I also felt hemmed in by the tribal nature of my parents’ notion of Jewishness, which divided the world into Jews and Gentiles. Their attitude may have been understandable given their experience growing up with anti-Semitism in Russia (pogroms, quota systems) but constricting nevertheless. They were living in New York in the early ’50s, and it was a time when no city offered Jews more. It gave them visibility as individuals and a group. It provided employment and education (though subtle discrimination still existed) and gave them freedom from blatant ant-Semitism that was still common In Europe. Most New York Jews fell in love with a city that seemed to be their own – a refuge and homeland.
However, like all attempts at generalization this one falls short of defining the complexity of Jewish lives in the city. For though I know my parents felt at home in New York, they didn’t embrace the city and its ethos with great feeling. They rarely spoke about the nature of the city, and their experience of all that it richly offered was very limited. It was their Jewishness that they cleaved to and defined their lives by. They continually maintained it as a fortress against any alien values and beliefs that could disrupt their lives.
Consequently, it was not only religion that I repudiated, but what I felt was my parents’ parochial version of being Jewish. I desired to move in a more cosmopolitan and bohemian, and less tribal, world. Ironically enough, it was the municipal and free City College, that island of Jewish working-class intellectual achievement, which opened up a wider world of intimate relationships with WASPs, blacks, and other ethnic groups. And after that experience it wasn’t difficult to leave the insulated world my parents inhabited. I left New York for graduate school in South-eastern Ohio, and my first experience of American life was an ambivalent one. My feeling of being at odds with dominant American values gained clarity in this college dominated by fraternities and sports. Still I found there a group of people at odds with the Midwestern university milieu and embraced, and was in turn embraced by them; writers, painters, sculptors, activists, intellectuals, even an idiosyncratic professor or two, white and black, who came from a variety of places and backgrounds. My world had expanded far beyond my life in New York.
But given my background, I didn’t become deracinated and deny my Jewish past or the culture that shaped me. I may be totally secular and play little or no role in Jewish organizations, but I continue being acutely conscious of the often painful and sometimes luminous history that has shaped me. I read novelists like Oz, Yehoshua and Grossman, follow Israeli politics by reading Haaretz online, have done a number interviews with Israeli film directors, and have written essays on Holocaust films and about writers like Philip and Henry Roth, and Saul Bellow. That may be only a small part of my writing, but it’s no accident that I still feel deeply about Israel and Jewishness.

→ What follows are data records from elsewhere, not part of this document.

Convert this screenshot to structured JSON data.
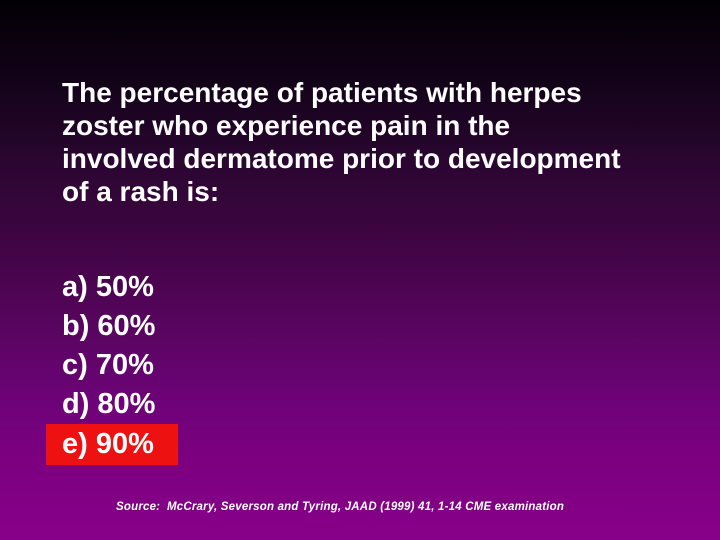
{
  "slide": {
    "question_lines": [
      "The percentage of patients with herpes",
      "zoster who experience pain in the",
      "involved dermatome prior to development",
      "of a rash is:"
    ],
    "options": [
      {
        "label": "a) 50%",
        "highlighted": false
      },
      {
        "label": "b) 60%",
        "highlighted": false
      },
      {
        "label": "c) 70%",
        "highlighted": false
      },
      {
        "label": "d) 80%",
        "highlighted": false
      },
      {
        "label": "e) 90%",
        "highlighted": true
      }
    ],
    "source": "Source:  McCrary, Severson and Tyring, JAAD (1999) 41, 1-14 CME examination",
    "colors": {
      "background_top": "#020004",
      "background_bottom": "#870089",
      "highlight": "#ee1111",
      "text": "#ffffff"
    }
  }
}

However, I continue to be critical towards Israeli policies on the West Bank and Gaza, and repelled by the racism and power of the ultra-Orthodox under the somewhat amoral, cynical Netanyahu—whose commitment to holding and wielding power is seemingly his main reason for being. In addition, I have never treated the Jewish artists I have written about by suspending critical standards. They were writers who happened to be Jewish, not Jewish writers who I needed to exult. Finally, my identity as Jew is just one of a number of identities, professional, familial, intellectual, and political among them, and it has never taken precedence over the others. But nevertheless it remains an indelible one.